Полночь мира (=Пепел Сколена) - Павел Буркин
Шрифт:
Интервал:
Закладка:
- ...и что будете делать, если опять налог поднимут?
- Да закрывать придется лавчонку. Итак едва дышать можно, десять "арангуров" в год - вот и вся прибыль. Оставляют столько, чтоб не сдохли, а остальное себе забирают.
- Кто? Алки?
- Да скупщики. Какие алки? Сколенцы они, как ты и я, только из Нижнего Сколена! Из Империи этой поганой, чтоб ей! Но алки в деле есть, что правда, то правда: начнешь возмущаться - и сразу тебя в тюрьму на правеж. Эх, да все они заодно. Что этот, в Энгольде, который алков сюда пустил. Что, значит, алки...
Словно заметив, что их подслушивают, сколенец замолчал. Но еще интереснее разговор начался в другом месте.
- А жрец-то наш, жрец-то!
- А что он?
- Да вот смотри, когда День Справедливого был, так весь день в храме распинался, мол, нельзя сюда ходить. Ну, в заведения такие, как наше. Мол, грех, скверна, и сам Справедливый запретил спать с кем-то, кроме жены, а на тех, кто тут, значит, развлекается, он покаяние наложит...
- Все они так говорят...
- И я про то же! Ну, я три месяца и не ходил, хоть моя-то уж год как померла... А тут пошел позавчера - ничего такого не имел в виду, просто девчонку одну тут знаю, хотел узнать, как поживает... И что вижу? Сам этот святоша, Ирлиф и все его Темные ему в глотку, отсюда выходит. Довольный такой, ну точно кот, дорвавшийся до сметаны. Я к нему: мол, как же так, сами, мол, говорили, что нельзя? А он: а я, мол, не развратом греховным шел заниматься, а к вере истинной этих бесстыдниц приобщать. Ага, ага - а на щеке-то след от ихних красок...
Собеседники беззаботно рассмеялись. Эвинна, наоборот, нахмурилась. Неужели тут всем все равно, под чьей властью жить, и пуще алков дерутся между собой? Все заботы - о том, кто ходит к проституткам, кто когда напился, кто поругался с женой и кого надули перекупщики... Вспомнился Валлей. Похоже, только там дворяне были, а тут... Может, потому алки и правят огромным Верхним Сколеном, что сколенцы сами по себе, а они все вместе? Потому, что алк сколенцу часто ближе соотечественника? И нет ли способа напомнить всем сколенцам, что, кто бы они ни были - прежде всего они сколенцы?
- Девочка, пора. Вот, и лютню принесли...

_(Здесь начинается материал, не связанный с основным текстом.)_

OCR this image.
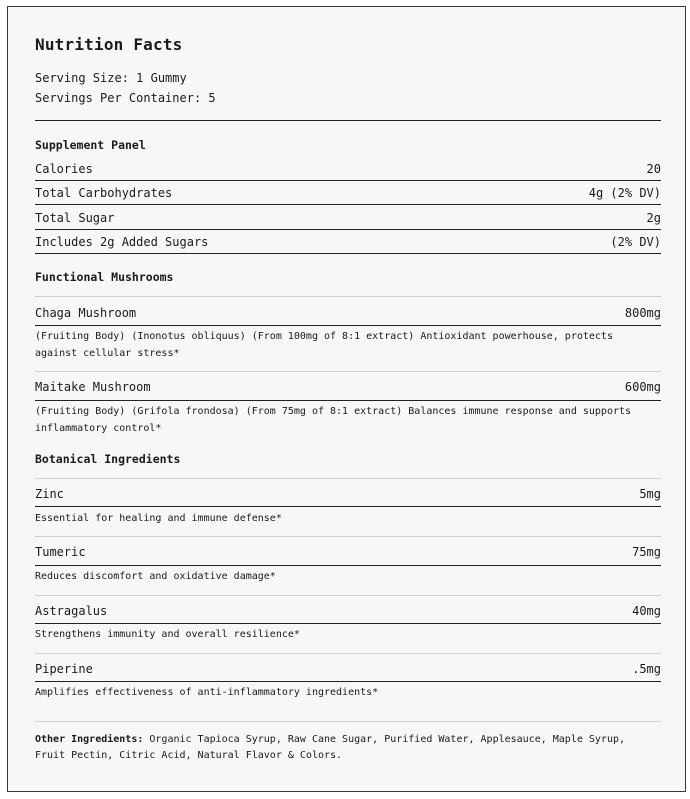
Nutrition Facts
Serving Size: 1 Gummy
Servings Per Container: 5
Supplement Panel
Calories	20
Total Carbohydrates	4g (2% DV)
Total Sugar	2g
Includes 2g Added Sugars	(2% DV)
Functional Mushrooms
Chaga Mushroom	800mg
(Fruiting Body) (Inonotus obliquus) (From 100mg of 8:1 extract) Antioxidant powerhouse, protects against cellular stress*
Maitake Mushroom	600mg
(Fruiting Body) (Grifola frondosa) (From 75mg of 8:1 extract) Balances immune response and supports inflammatory control*
Botanical Ingredients
Zinc	5mg
Essential for healing and immune defense*
Tumeric	75mg
Reduces discomfort and oxidative damage*
Astragalus	40mg
Strengthens immunity and overall resilience*
Piperine	.5mg
Amplifies effectiveness of anti-inflammatory ingredients*
Other Ingredients: Organic Tapioca Syrup, Raw Cane Sugar, Purified Water, Applesauce, Maple Syrup, Fruit Pectin, Citric Acid, Natural Flavor & Colors.
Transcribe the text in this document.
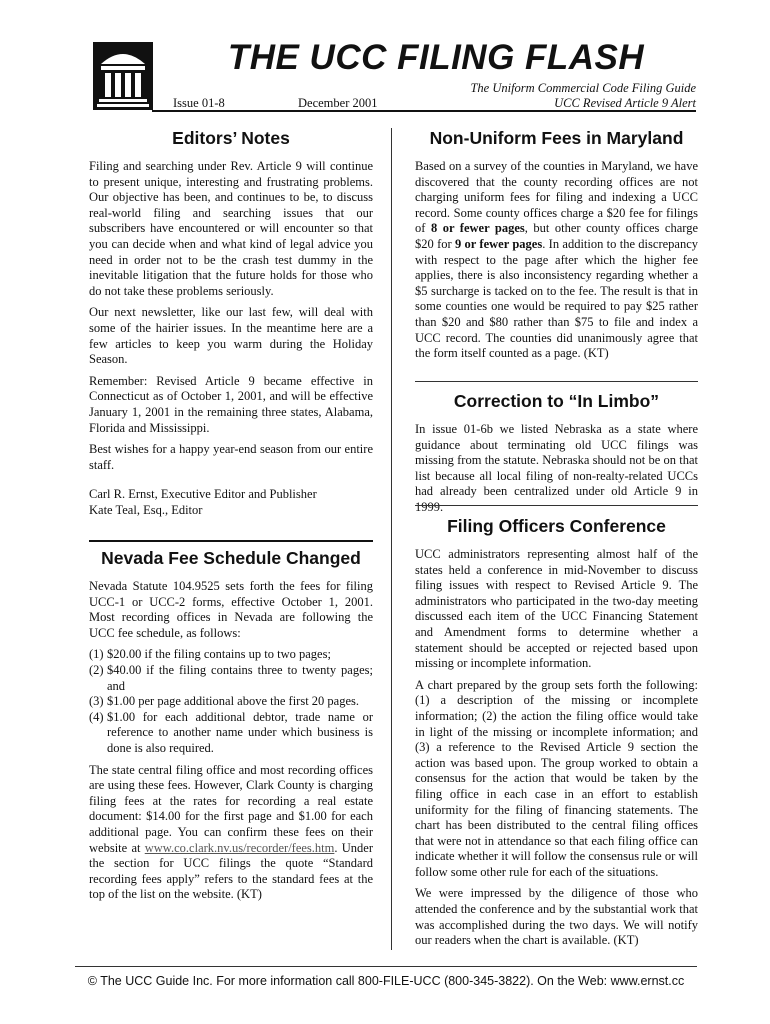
THE UCC FILING FLASH
The Uniform Commercial Code Filing Guide
UCC Revised Article 9 Alert
Issue 01-8	December 2001
Editors’ Notes

Filing and searching under Rev. Article 9 will continue to present unique, interesting and frustrating problems. Our objective has been, and continues to be, to discuss real-world filing and searching issues that our subscribers have encountered or will encounter so that you can decide when and what kind of legal advice you need in order not to be the crash test dummy in the inevitable litigation that the future holds for those who do not take these problems seriously.

Our next newsletter, like our last few, will deal with some of the hairier issues. In the meantime here are a few articles to keep you warm during the Holiday Season.

Remember: Revised Article 9 became effective in Connecticut as of October 1, 2001, and will be effective January 1, 2001 in the remaining three states, Alabama, Florida and Mississippi.

Best wishes for a happy year-end season from our entire staff.

Carl R. Ernst, Executive Editor and Publisher

Kate Teal, Esq., Editor

Nevada Fee Schedule Changed

Nevada Statute 104.9525 sets forth the fees for filing UCC-1 or UCC-2 forms, effective October 1, 2001. Most recording offices in Nevada are following the UCC fee schedule, as follows:

(1) $20.00 if the filing contains up to two pages;
(2) $40.00 if the filing contains three to twenty pages; and
(3) $1.00 per page additional above the first 20 pages.
(4) $1.00 for each additional debtor, trade name or reference to another name under which business is done is also required.

The state central filing office and most recording offices are using these fees. However, Clark County is charging filing fees at the rates for recording a real estate document: $14.00 for the first page and $1.00 for each additional page. You can confirm these fees on their website at www.co.clark.nv.us/recorder/fees.htm. Under the section for UCC filings the quote “Standard recording fees apply” refers to the standard fees at the top of the list on the website. (KT)

Non-Uniform Fees in Maryland

Based on a survey of the counties in Maryland, we have discovered that the county recording offices are not charging uniform fees for filing and indexing a UCC record. Some county offices charge a $20 fee for filings of 8 or fewer pages, but other county offices charge $20 for 9 or fewer pages. In addition to the discrepancy with respect to the page after which the higher fee applies, there is also inconsistency regarding whether a $5 surcharge is tacked on to the fee. The result is that in some counties one would be required to pay $25 rather than $20 and $80 rather than $75 to file and index a UCC record. The counties did unanimously agree that the form itself counted as a page. (KT)

Correction to “In Limbo”

In issue 01-6b we listed Nebraska as a state where guidance about terminating old UCC filings was missing from the statute. Nebraska should not be on that list because all local filing of non-realty-related UCCs had already been centralized under old Article 9 in 1999.

Filing Officers Conference

UCC administrators representing almost half of the states held a conference in mid-November to discuss filing issues with respect to Revised Article 9. The administrators who participated in the two-day meeting discussed each item of the UCC Financing Statement and Amendment forms to determine whether a statement should be accepted or rejected based upon missing or incomplete information.

A chart prepared by the group sets forth the following: (1) a description of the missing or incomplete information; (2) the action the filing office would take in light of the missing or incomplete information; and (3) a reference to the Revised Article 9 section the action was based upon. The group worked to obtain a consensus for the action that would be taken by the filing office in each case in an effort to establish uniformity for the filing of financing statements. The chart has been distributed to the central filing offices that were not in attendance so that each filing office can indicate whether it will follow the consensus rule or will follow some other rule for each of the situations.

We were impressed by the diligence of those who attended the conference and by the substantial work that was accomplished during the two days. We will notify our readers when the chart is available. (KT)

© The UCC Guide Inc. For more information call 800-FILE-UCC (800-345-3822). On the Web: www.ernst.cc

Эвинна научилась играть на некоторых инструментах еще в храме. Знание музыки совсем не обязательно для Воина Правды - но Эвинна недаром скиталась, умирая от голода, по горам. Единственная изо всех учеников, она озадачила наставников простым вопросом: как они будут зарабатывать на жизнь, чтобы можно было делать свое дело. И Эльфер согласился пригласить монаха, знающего толк в пении и музыке. Тот же монах заставил ее учить множество песен на разные случаи. Потом Эвинна сообразила, что некоторые песни может сочинять и сама. Тем более, что зачастую больше некому рассказать о героях недавнего прошлого, павших в Великую Ночь, в Кровавых Топях и позже. О матери и об... отце.
- Хорошо, - произнесла Эвинна, и громко, на весь зал, добавила: - Сколенцы! Я спою вам о человеке, который пал в смертельном бою. Которого не одолели в битве, но застрелили из засады, потом погубили его семью и прокляли его память. Но каждый, кто еще помнит, что он сколенец, обязан помнить и о нем. И когда придет срок - отомстить. Эта песня - об Эгинаре ван Андраме, сотнике ополченцев, что дрался с алками у Кровавых топей.
"Прости отец, что не могу сказать, кем ты мне приходишься. Но я помню это. И когда придет черед - скажу".
Эвинна перебрала струны - и полилась мелодия. Яростная и стремительная, резкая и пронзительная - в ней слышался свист стрел, лязг мечей, рев пожара над разрушеннми победителями городом. А еще - жажда мести и неутоленная ненависть к кичливым победителям. После первых же аккордов разговоры смолкли, будто по команде. Посетители и веселые девчонки обернулись к Эвинне - видно, даже самых заскорузлых - зацепило.
Ратан догорел, и пепел остыл, Отрыскали мародеры. Ты думал, убогий, меня ты убил, А мой народ вверг в неволю?
Ты думал: если меня убить, Застрелив по-подлому в спину, То сможешь мой Сколен поработить, А я в болотине сгину?
Но ты просчитался, ошибся, король. Пройдя сквозь смерть и сквозь пламя, Я поселюсь в сердце народа, А его сломить - сил не достанет.
И еще знай, что сколько бы ты не жил, И как сытно бы ты не питался, Будет карой за все, что ты сотворил, Тебе вечное мертвых проклятье.
Никогда не владеть тебе нашей землей, Даже если зальешь ее кровью. Был в Кровавых топях за правду бой, А ее убить ты не сможешь.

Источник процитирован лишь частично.